Paris s’éveille
LE STADE FRANÇAIS S’IMPOSE AVEC LA MANIÈRE AU BOUT D’UN DERBY ENTAMÉ TAMBOUR BATTANT. LE RACING N’Y A PAS RÉSISTÉ !
Mais qu’est-ce qui peut bien se passer dans la tête des joueurs du Stade français ? Cette équipe a quelque chose d’irrationnel, d’insaisissable. Ou comment expliquer autrement que les Parisiens, le plus souvent moribonds et inconstants cette saison, se dévoilent aussi précis, presque exceptionnels à l’heure d’un derby capital pour eux. Jamais depuis le début de la saison, les joueurs de Greg Cooper n’avaient affiché un tel visage. Les victoires sur La Rochelle et Montpellier avaient bien démontré un certain potentiel mais les dernières sorties étaient le plus souvent souffreteuses. À tel point qu’en interne, les questions s’étaient multipliées ces dernières semaines, la crispation invitée. Le Néo-Zélandais John Haggart, entraîneur de la défense arrivé en début de saison, et Tristan Sharp, le préparateur physique, avaient été pointés du doigt, leur avenir tracé en pointillés. Qui sait ce qui serait advenu dans l’hypothèse d’une nouvelle défaite à domicile dans ce derby ?
ENTAME DE FEU
Sauf que. Le Stade français a probablement réalisé sa meilleure performance de la saison face au Racing 92. Durant les quarante premières minutes, Alexandre Flanquart et ses partenaires ont récité leur rugby. Ni la température négative conjuguée à cette petite pluie fine et glaciale, ni la meilleure défense du Top 14, n’ont douché leur enthousiasme et leur farouche volonté d’attaquer. Jusqu’à décrocher (temporairement) le point de bonus offensif avant la demi-heure de jeu par la grâce de trois essais somptueux. Si le premier est né d’une inspiration individuelle et géniale de Jules Plisson, auteur d’un jeu au pied parfaitement dosé, dans le deuxième rideau, pour Sekou Macalou (3e), les deux suivants, inscrits en première main (suffisamment rare pour être souligné), sont le fruit de combinaisons d’une précision chirurgicale. Et sur chacun de ces deux lancements – le premier après touche, le second après mêlée, comme pour mieux varier les plaisirs – le même principe : l’utilisation en leurre de Jonathan Danty et ses 110 kilos. Mais aussi le même finisseur : Waisea Nayacalevu (18e, 27e), qui pourtant mercredi dernier avait passé sa matinée au Tribunal de Grande Instance de Paris, accusé de violence en état d’ivresse. La différence est venue du franchisseur. Sur le lancement après touche, c’est Sekou Macalou, auteur d’une prestation internationale, qui a « breaké » à l’extérieur de Jules Plisson. Sur celui après mêlée, c’est le racé Tony Ensor, toujours aussi élégant, qui s’est proposé à l’intérieur de son ouvreur. Franchement, du beau rugby.

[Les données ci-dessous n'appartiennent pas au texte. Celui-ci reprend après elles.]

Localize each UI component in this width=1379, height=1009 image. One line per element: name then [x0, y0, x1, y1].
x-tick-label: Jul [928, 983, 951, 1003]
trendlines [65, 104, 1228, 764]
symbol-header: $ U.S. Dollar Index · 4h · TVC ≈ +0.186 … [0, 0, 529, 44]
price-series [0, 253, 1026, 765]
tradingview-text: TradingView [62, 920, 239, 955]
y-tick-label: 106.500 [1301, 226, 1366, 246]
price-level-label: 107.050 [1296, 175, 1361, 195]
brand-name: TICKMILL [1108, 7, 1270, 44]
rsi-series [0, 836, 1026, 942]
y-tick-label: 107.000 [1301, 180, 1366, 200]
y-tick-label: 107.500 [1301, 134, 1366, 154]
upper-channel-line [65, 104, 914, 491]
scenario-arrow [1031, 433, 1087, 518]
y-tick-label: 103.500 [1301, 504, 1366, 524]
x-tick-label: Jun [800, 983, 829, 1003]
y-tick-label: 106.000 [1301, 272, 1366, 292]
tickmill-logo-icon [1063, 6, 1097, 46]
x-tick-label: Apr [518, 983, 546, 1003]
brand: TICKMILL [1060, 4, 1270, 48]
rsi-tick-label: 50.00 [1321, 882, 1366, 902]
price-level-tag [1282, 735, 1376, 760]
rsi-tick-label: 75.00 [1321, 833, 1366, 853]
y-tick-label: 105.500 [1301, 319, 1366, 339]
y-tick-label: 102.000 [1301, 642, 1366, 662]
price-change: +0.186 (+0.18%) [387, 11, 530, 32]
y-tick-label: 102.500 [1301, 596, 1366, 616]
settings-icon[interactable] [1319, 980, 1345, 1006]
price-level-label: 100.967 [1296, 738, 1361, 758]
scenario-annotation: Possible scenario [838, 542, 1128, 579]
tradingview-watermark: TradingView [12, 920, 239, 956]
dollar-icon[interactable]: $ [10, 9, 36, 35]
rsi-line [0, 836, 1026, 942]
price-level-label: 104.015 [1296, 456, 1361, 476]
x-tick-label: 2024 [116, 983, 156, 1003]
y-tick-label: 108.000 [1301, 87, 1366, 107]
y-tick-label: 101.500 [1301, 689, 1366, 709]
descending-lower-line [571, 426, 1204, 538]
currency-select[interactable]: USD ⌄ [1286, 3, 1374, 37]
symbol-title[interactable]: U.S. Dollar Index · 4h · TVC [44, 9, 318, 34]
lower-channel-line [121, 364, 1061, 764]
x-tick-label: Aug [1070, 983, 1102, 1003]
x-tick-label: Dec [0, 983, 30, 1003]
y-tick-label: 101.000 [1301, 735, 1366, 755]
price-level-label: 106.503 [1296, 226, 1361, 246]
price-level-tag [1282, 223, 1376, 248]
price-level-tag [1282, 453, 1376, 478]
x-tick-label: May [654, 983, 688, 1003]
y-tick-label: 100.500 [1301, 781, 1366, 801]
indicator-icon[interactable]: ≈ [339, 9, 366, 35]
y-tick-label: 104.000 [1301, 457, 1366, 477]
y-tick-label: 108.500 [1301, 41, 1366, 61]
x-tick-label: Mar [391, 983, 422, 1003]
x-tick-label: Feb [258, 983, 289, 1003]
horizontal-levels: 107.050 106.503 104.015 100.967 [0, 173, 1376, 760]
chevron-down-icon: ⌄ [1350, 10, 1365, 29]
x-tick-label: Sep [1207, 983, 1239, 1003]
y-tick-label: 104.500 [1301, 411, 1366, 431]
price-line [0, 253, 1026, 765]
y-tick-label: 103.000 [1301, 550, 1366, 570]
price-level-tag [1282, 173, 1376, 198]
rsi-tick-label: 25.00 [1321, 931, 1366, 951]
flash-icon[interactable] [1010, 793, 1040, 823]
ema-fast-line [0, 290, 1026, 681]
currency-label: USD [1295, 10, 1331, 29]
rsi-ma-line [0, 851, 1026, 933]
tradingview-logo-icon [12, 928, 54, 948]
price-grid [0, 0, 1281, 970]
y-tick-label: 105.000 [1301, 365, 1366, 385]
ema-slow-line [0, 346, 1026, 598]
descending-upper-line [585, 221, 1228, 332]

Seulement voilà, même avec une avance confortable à la pause (27-7), le Stade français se sait toujours en danger. Les fin de matchs, ce n’est pas leur truc aux Parisiens. Problème physique ? Défensif ? Les deux conjugués ? Impossible pour les stadistes de ne pas garder dans un coin de leur tête ces fins de match souvent douloureuses. Lors de leur dernière rencontre à domicile face à Oyonnax, malgré 23 points d’avance à l’heure de jeu, ils s’étaient fait une grosse frayeur pour finalement s’imposer que de quatre petits points. Tant et si bien que, lors des onze premières journées de Top 14, 38 % des points encaissés l’ont été dans les vingt dernières minutes. Une statistique tout sauf anecdotique et loin d’être rassurante quand l’attaque du Racing a, dans le même temps, inscrit 29 % de ses points au cours de ses fins de matchs. Mais cette fois-ci, le Stade français a tenu. Aucun problème défensif, ni physique. Certes, le Racing a bien inscrit un essai juste à l’heure de jeu (27-17, 61e), comme pour mieux réveiller les vieux démons stadistes. Mais, il est écrit que, pour le club de la capitale, le derby n’est absolument pas un match comme un autre. En témoignent le niveau de jeu affiché, tant en attaque qu’en défense, et la constance durant quatre-vingts minutes.